Pour faire face à une violence galopante, l'Équateur s'engage à ériger « autant que nécessaire » des méga-prisons afin de soutenir sa lutte contre le crime organisé, selon les propos du ministre de l'Intérieur, John Reimberg, partagés lors d'un entretien avec l'AFP.
Le pays a récemment ouvert sa première prison de très haute sécurité, en novembre, accueillant environ 600 détenus, dont beaucoup de membres de gangs. Inspirée du modèle salvadorien, cette installation vise à offrir un cadre sécurisé pour contenir les criminels les plus dangereux. À cet effet, un second pénitencier, capable d'héberger 15.000 détenus, devrait voir le jour en mai et être opérationnel d'ici 18 mois.
La nécessité de ces nouvelles infrastructures est qualifiée de « fondamentale » par Reimberg, qui insiste sur le besoin d'un système pénal capable d'assurer la sécurité des citoyens. La prison d'El Encuentro, située sur la côte, est présentée comme un exemple à suivre, où les détenus, rasés et en uniforme orange, sont étroitement surveillés.

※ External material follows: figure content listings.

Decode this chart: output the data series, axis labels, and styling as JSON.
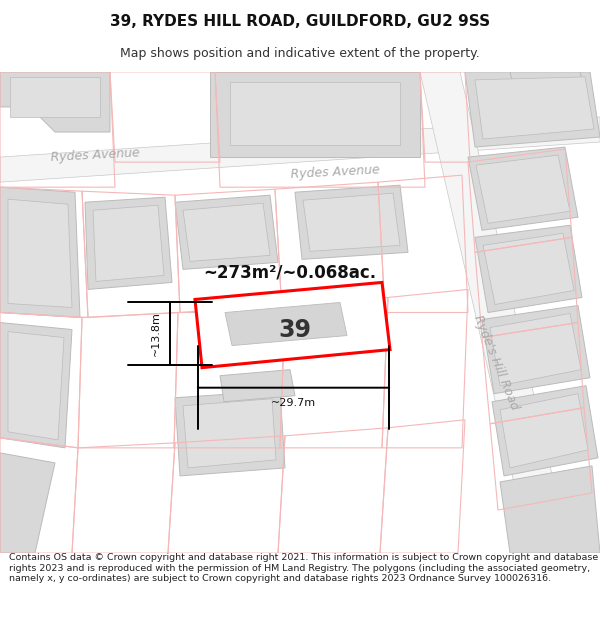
{
  "title": "39, RYDES HILL ROAD, GUILDFORD, GU2 9SS",
  "subtitle": "Map shows position and indicative extent of the property.",
  "footer": "Contains OS data © Crown copyright and database right 2021. This information is subject to Crown copyright and database rights 2023 and is reproduced with the permission of HM Land Registry. The polygons (including the associated geometry, namely x, y co-ordinates) are subject to Crown copyright and database rights 2023 Ordnance Survey 100026316.",
  "bg_color": "#ffffff",
  "road_fill": "#eeeeee",
  "road_border": "#bbbbbb",
  "block_fill": "#d8d8d8",
  "block_border": "#bbbbbb",
  "inner_fill": "#e8e8e8",
  "pink": "#f5b8b8",
  "red": "#ff0000",
  "road_label_color": "#aaaaaa",
  "area_text": "~273m²/~0.068ac.",
  "number_text": "39",
  "width_label": "~29.7m",
  "height_label": "~13.8m",
  "label_rydes_left": "Rydes Avenue",
  "label_rydes_right": "Rydes Avenue",
  "label_hill_road": "Ryde's Hill Road",
  "title_fontsize": 11,
  "subtitle_fontsize": 9,
  "footer_fontsize": 6.8
}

Actuellement, l'Équateur traverse une période de violentes luttes entre gangs, soutenues par des cartels de la drogue internationaux. Selon les statistiques, le pays enregistre un taux d'homicides alarmant de 51 pour 100.000 habitants. John Reimberg a souligné que le gouvernement de Daniel Noboa, qui bénéficie de l'appui des États-Unis, est prêt à prendre toutes les mesures nécessaires pour garantir la sécurité nationale. En effet, 70% de la cocaïne transitant par le pays vient de partenaires cocaïniers comme la Colombie et le Pérou.

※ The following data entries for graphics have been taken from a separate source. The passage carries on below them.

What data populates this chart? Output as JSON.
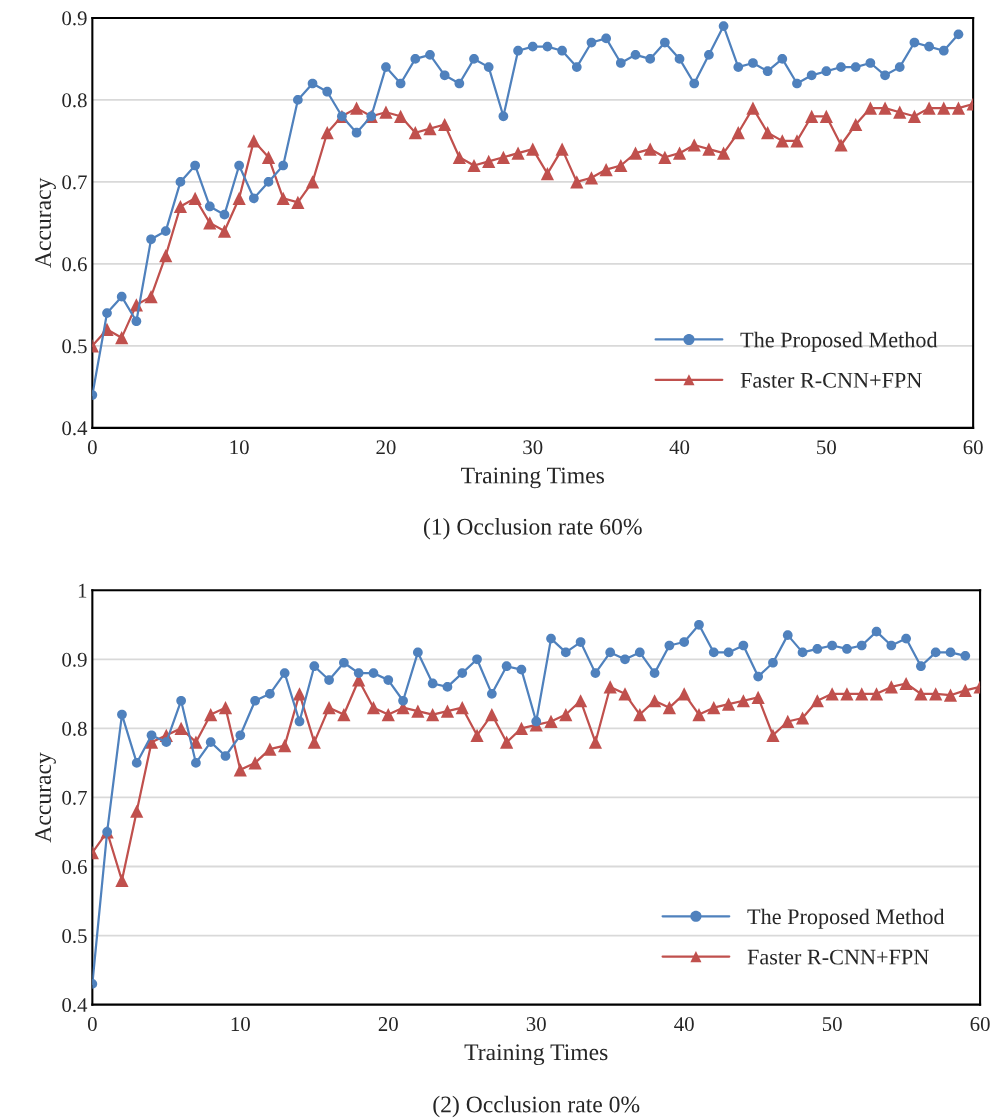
{
  "chart_data": [
    {
      "type": "line",
      "title": "(1) Occlusion rate 60%",
      "xlabel": "Training Times",
      "ylabel": "Accuracy",
      "xlim": [
        0,
        60
      ],
      "xticks": [
        0,
        10,
        20,
        30,
        40,
        50,
        60
      ],
      "ylim": [
        0.4,
        0.9
      ],
      "yticks": [
        0.4,
        0.5,
        0.6,
        0.7,
        0.8,
        0.9
      ],
      "grid": "y",
      "legend": "bottom right",
      "line_style": "solid",
      "series": [
        {
          "name": "The Proposed Method",
          "color": "#4f81bd",
          "marker": "circle",
          "x": [
            0,
            1,
            2,
            3,
            4,
            5,
            6,
            7,
            8,
            9,
            10,
            11,
            12,
            13,
            14,
            15,
            16,
            17,
            18,
            19,
            20,
            21,
            22,
            23,
            24,
            25,
            26,
            27,
            28,
            29,
            30,
            31,
            32,
            33,
            34,
            35,
            36,
            37,
            38,
            39,
            40,
            41,
            42,
            43,
            44,
            45,
            46,
            47,
            48,
            49,
            50,
            51,
            52,
            53,
            54,
            55,
            56,
            57,
            58,
            59
          ],
          "values": [
            0.44,
            0.54,
            0.56,
            0.53,
            0.63,
            0.64,
            0.7,
            0.72,
            0.67,
            0.66,
            0.72,
            0.68,
            0.7,
            0.72,
            0.8,
            0.82,
            0.81,
            0.78,
            0.76,
            0.78,
            0.84,
            0.82,
            0.85,
            0.855,
            0.83,
            0.82,
            0.85,
            0.84,
            0.78,
            0.86,
            0.865,
            0.865,
            0.86,
            0.84,
            0.87,
            0.875,
            0.845,
            0.855,
            0.85,
            0.87,
            0.85,
            0.82,
            0.855,
            0.89,
            0.84,
            0.845,
            0.835,
            0.85,
            0.82,
            0.83,
            0.835,
            0.84,
            0.84,
            0.845,
            0.83,
            0.84,
            0.87,
            0.865,
            0.86,
            0.88
          ]
        },
        {
          "name": "Faster R-CNN+FPN",
          "color": "#c0504d",
          "marker": "triangle",
          "x": [
            0,
            1,
            2,
            3,
            4,
            5,
            6,
            7,
            8,
            9,
            10,
            11,
            12,
            13,
            14,
            15,
            16,
            17,
            18,
            19,
            20,
            21,
            22,
            23,
            24,
            25,
            26,
            27,
            28,
            29,
            30,
            31,
            32,
            33,
            34,
            35,
            36,
            37,
            38,
            39,
            40,
            41,
            42,
            43,
            44,
            45,
            46,
            47,
            48,
            49,
            50,
            51,
            52,
            53,
            54,
            55,
            56,
            57,
            58,
            59,
            60
          ],
          "values": [
            0.5,
            0.52,
            0.51,
            0.55,
            0.56,
            0.61,
            0.67,
            0.68,
            0.65,
            0.64,
            0.68,
            0.75,
            0.73,
            0.68,
            0.675,
            0.7,
            0.76,
            0.78,
            0.79,
            0.78,
            0.785,
            0.78,
            0.76,
            0.765,
            0.77,
            0.73,
            0.72,
            0.725,
            0.73,
            0.735,
            0.74,
            0.71,
            0.74,
            0.7,
            0.705,
            0.715,
            0.72,
            0.735,
            0.74,
            0.73,
            0.735,
            0.745,
            0.74,
            0.735,
            0.76,
            0.79,
            0.76,
            0.75,
            0.75,
            0.78,
            0.78,
            0.745,
            0.77,
            0.79,
            0.79,
            0.785,
            0.78,
            0.79,
            0.79,
            0.79,
            0.795
          ]
        }
      ]
    },
    {
      "type": "line",
      "title": "(2) Occlusion rate 0%",
      "xlabel": "Training Times",
      "ylabel": "Accuracy",
      "xlim": [
        0,
        60
      ],
      "xticks": [
        0,
        10,
        20,
        30,
        40,
        50,
        60
      ],
      "ylim": [
        0.4,
        1.0
      ],
      "yticks": [
        0.4,
        0.5,
        0.6,
        0.7,
        0.8,
        0.9,
        {
          "value": 1.0,
          "label": "1"
        }
      ],
      "grid": "y",
      "legend": "bottom right",
      "line_style": "solid",
      "series": [
        {
          "name": "The Proposed Method",
          "color": "#4f81bd",
          "marker": "circle",
          "x": [
            0,
            1,
            2,
            3,
            4,
            5,
            6,
            7,
            8,
            9,
            10,
            11,
            12,
            13,
            14,
            15,
            16,
            17,
            18,
            19,
            20,
            21,
            22,
            23,
            24,
            25,
            26,
            27,
            28,
            29,
            30,
            31,
            32,
            33,
            34,
            35,
            36,
            37,
            38,
            39,
            40,
            41,
            42,
            43,
            44,
            45,
            46,
            47,
            48,
            49,
            50,
            51,
            52,
            53,
            54,
            55,
            56,
            57,
            58,
            59
          ],
          "values": [
            0.43,
            0.65,
            0.82,
            0.75,
            0.79,
            0.78,
            0.84,
            0.75,
            0.78,
            0.76,
            0.79,
            0.84,
            0.85,
            0.88,
            0.81,
            0.89,
            0.87,
            0.895,
            0.88,
            0.88,
            0.87,
            0.84,
            0.91,
            0.865,
            0.86,
            0.88,
            0.9,
            0.85,
            0.89,
            0.885,
            0.81,
            0.93,
            0.91,
            0.925,
            0.88,
            0.91,
            0.9,
            0.91,
            0.88,
            0.92,
            0.925,
            0.95,
            0.91,
            0.91,
            0.92,
            0.875,
            0.895,
            0.935,
            0.91,
            0.915,
            0.92,
            0.915,
            0.92,
            0.94,
            0.92,
            0.93,
            0.89,
            0.91,
            0.91,
            0.905
          ]
        },
        {
          "name": "Faster R-CNN+FPN",
          "color": "#c0504d",
          "marker": "triangle",
          "x": [
            0,
            1,
            2,
            3,
            4,
            5,
            6,
            7,
            8,
            9,
            10,
            11,
            12,
            13,
            14,
            15,
            16,
            17,
            18,
            19,
            20,
            21,
            22,
            23,
            24,
            25,
            26,
            27,
            28,
            29,
            30,
            31,
            32,
            33,
            34,
            35,
            36,
            37,
            38,
            39,
            40,
            41,
            42,
            43,
            44,
            45,
            46,
            47,
            48,
            49,
            50,
            51,
            52,
            53,
            54,
            55,
            56,
            57,
            58,
            59,
            60
          ],
          "values": [
            0.62,
            0.65,
            0.58,
            0.68,
            0.78,
            0.79,
            0.8,
            0.78,
            0.82,
            0.83,
            0.74,
            0.75,
            0.77,
            0.775,
            0.85,
            0.78,
            0.83,
            0.82,
            0.87,
            0.83,
            0.82,
            0.83,
            0.825,
            0.82,
            0.825,
            0.83,
            0.79,
            0.82,
            0.78,
            0.8,
            0.805,
            0.81,
            0.82,
            0.84,
            0.78,
            0.86,
            0.85,
            0.82,
            0.84,
            0.83,
            0.85,
            0.82,
            0.83,
            0.835,
            0.84,
            0.845,
            0.79,
            0.81,
            0.815,
            0.84,
            0.85,
            0.85,
            0.85,
            0.85,
            0.86,
            0.865,
            0.85,
            0.85,
            0.848,
            0.855,
            0.86
          ]
        }
      ]
    }
  ]
}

Le ministre n'hésite pas à affirmer que les criminels « hautement dangereux » doivent être isolés complètement ; il répond aux critiques d'autoritarisme en réaffirmant son engagement envers la sécurité. « On ne va pas négocier, on ne va pas conclure de pactes, on va les attaquer », a-t-il déclaré, mettant en avant que 74.000 personnes avaient été interpellées l'année précédente.
En janvier 2024, le président Noboa avait instauré un « état de conflit armé interne » et ordonné le déploiement de l'armée dans les rues, bien que cela ait soulevé des préoccupations parmi les organisations de défense des droits humains concernant des abus. Par ailleurs, des groupes criminels ont tenté de perturber la construction de la prison d'El Encuentro en projetant près de 600 drones chargés d'explosifs. « Nous avons réussi à les neutraliser », affirme le ministre.
Actuellement, environ 38.000 personnes sont incarcérées en Équateur, un chiffre qui traduit une surpopulation carcérale de 36%. Les affrontements entre gangs dans les prisons ont causé au moins 663 décès depuis 2020, selon un rapport de la Commission interaméricaine des droits de l’Homme (CIDH) fin 2025.